Aliás, no contexto do Manifesto, e apesar da competência constitucional caber à AR, tem havido várias sugestões sérias:
- prazos judiciais são para cumprir;
- medidas especialmente intrusivas, como escutas, detenções ou buscas com exigência de luz verde de dois juízes e não apenas de um juiz;
- escutas só para suspeitos de crimes sujeitos a mais de cinco anos de prisão e com limites imperativos de prorrogações;
- aplicação das leis em matéria de violações do segredo de justiça;
- respeito pelos direitos das vítimas em ter justiça feita atempadamente e dos arguidos em não permanecerem indefinidamente nesta situação.
Em suma, respeito pelo Estado de Direito e pela Democracia.
Vamos esperar por compromissos sérios no Parlamento, em redor de propostas políticas e não de denominadores comuns corporativos. Sem otimismos excessivos, mas sem baixar os braços.
Gostaria de ver concretizadas propostas que, não sendo de todos os subscritores, considero muito importantes:
- a convocatória pelo PR de uma reunião do Conselho de Estado para discussão da situação na Justiça;
- a disponibilidade de quem for indigitado para PGR ser ouvido no Parlamento, embora tal não seja constitucionalmente exigido (nem vedado).
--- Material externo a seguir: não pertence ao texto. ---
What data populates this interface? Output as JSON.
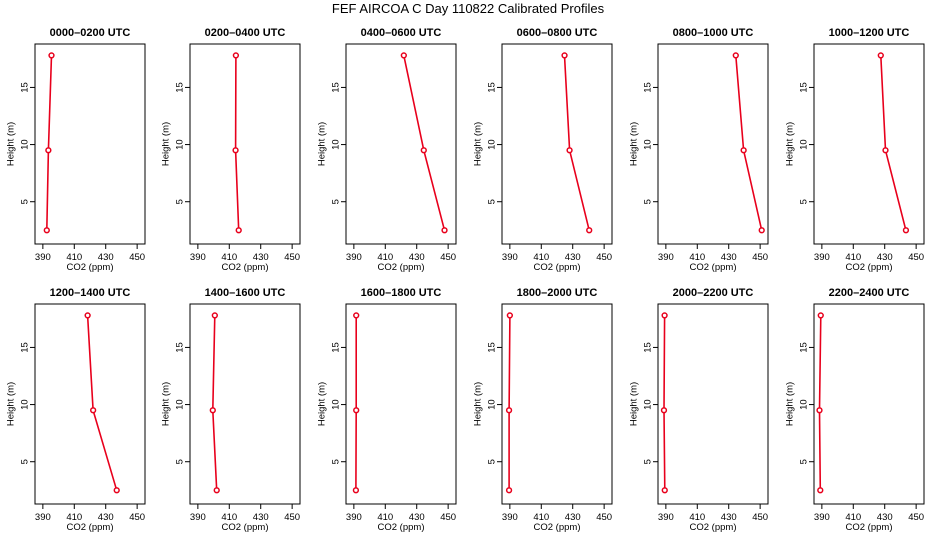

A próxima pessoa a exercer tão importantes funções tem de publicamente anunciar como vai agir para pôr termo ao desprestígio institucional e à balcanização instalada.
Em 18 de novembro, na minha derradeira intervenção no PS, afirmei: “Quero dedicar a última fase da minha vida política a, modestamente, defender a causa das causas da Democracia.” E vou continuar a fazê-lo em boas e controversas companhias (como eu também serei).
Obrigado Maria de Lurdes Rodrigues, Rui Rio, Daniel Proença de Carvalho, Vital Moreira, Diogo Feio, Daniel Oliveira, Leonor Beleza, António Garcia Pereira, para apenas citar quem não é do PS e teve importantes funções partidárias ou de Estado.
PS: Na passada quinta-feira houve vários acontecimentos importantes:
- a notícia do arquivamento do processo disciplinar contra a procuradora-geral-adjunta Maria José Fernandes;
- finalmente alguém que não é dirigente do sindicato da corporação veio dar a cara: o procurador-geral-adjunto Rosário Teixeira.
No que respeita ao Manifesto, embora moderado e inteligente, insistiu em duas falsidades: que se tratava de um ataque ao Ministério Público (quando o que se pretende é o regular funcionamento dessa instituição) e que não continha propostas, apenas críticas (o que aqui já se desmontou).
Quanto à ilibação de António Costa (“não é suspeito”), pena que não tenha sido esse o parágrafo introduzido no comunicado da PGR de 7 de novembro. A democracia teria sido poupada a vexame de graves consequências.